Global weak solutions to a fractional Cahn-Hilliard cross-diffusion system in lymphangiogenesis

TL;DR

This paper proves the existence of global weak solutions for a complex fractional Cahn-Hilliard cross-diffusion system modeling lymphangiogenesis, incorporating nonlocal interactions and higher-order quasilinear parabolic equations.

Contribution

It introduces a novel spectral-fractional approach to establish global weak solutions for a nonlocal, fractional Cahn-Hilliard system relevant to biological tissue modeling.

Findings

Existence of global weak solutions proven

Utilization of spectral-fractional calculus in analysis

Energy estimates ensure solution stability

Abstract

A spectral-fractional Cahn-Hilliard cross-diffusion system, which describes the pre-patterning of lymphatic vessel morphology in collagen gels, is studied.
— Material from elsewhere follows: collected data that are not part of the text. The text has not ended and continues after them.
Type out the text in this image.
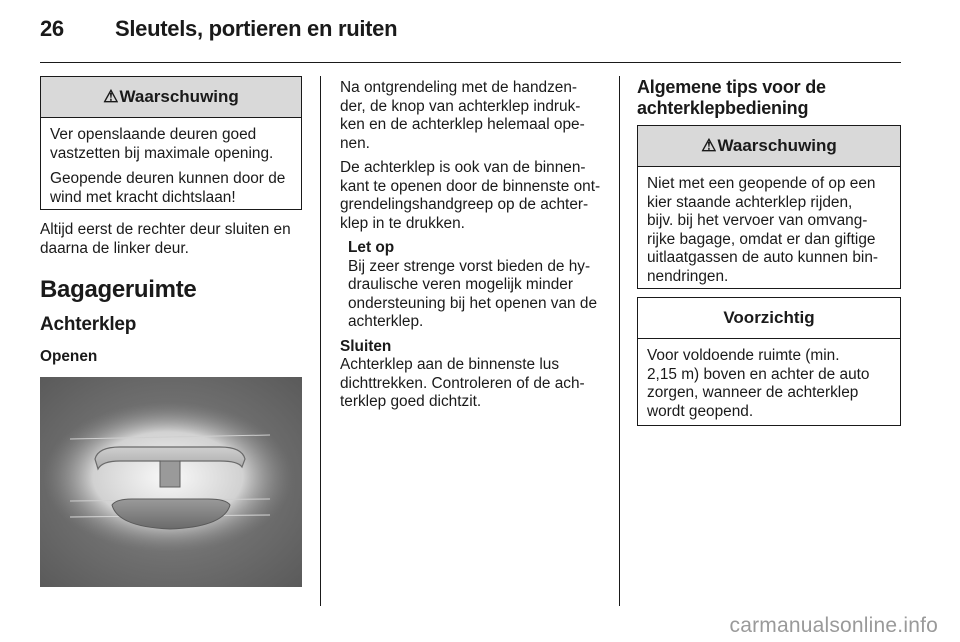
26 Sleutels, portieren en ruiten
⚠Waarschuwing

Ver openslaande deuren goed
vastzetten bij maximale opening.

Geopende deuren kunnen door de
wind met kracht dichtslaan!

Altijd eerst de rechter deur sluiten en
daarna de linker deur.
Bagageruimte
Achterklep
Openen

Na ontgrendeling met de handzen-
der, de knop van achterklep indruk-
ken en de achterklep helemaal ope-
nen.

De achterklep is ook van de binnen-
kant te openen door de binnenste ont-
grendelingshandgreep op de achter-
klep in te drukken.

Let op
Bij zeer strenge vorst bieden de hy-
draulische veren mogelijk minder
ondersteuning bij het openen van de
achterklep.

Sluiten
Achterklep aan de binnenste lus
dichttrekken. Controleren of de ach-
terklep goed dichtzit.

Algemene tips voor de
achterklepbediening
⚠Waarschuwing
Niet met een geopende of op een
kier staande achterklep rijden,
bijv. bij het vervoer van omvang-
rijke bagage, omdat er dan giftige
uitlaatgassen de auto kunnen bin-
nendringen.
Voorzichtig
Voor voldoende ruimte (min.
2,15 m) boven en achter de auto
zorgen, wanneer de achterklep
wordt geopend.
carmanualsonline.info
The model consists of two higher-order quasilinear parabolic equations and describes the evolution of the fiber phase volume fraction and the solute concentration. The free energy consists of the nonconvex Flory-Huggins energy and a fractional gradient energy, modeling nonlocal long-range correlations. The existence of global weak solutions to this system in a bounded domain with no-flux boundary conditions is shown. The proof is based on a three-level approximation scheme, spectral-fractional calculus, and a priori estimates coming from the energy inequality.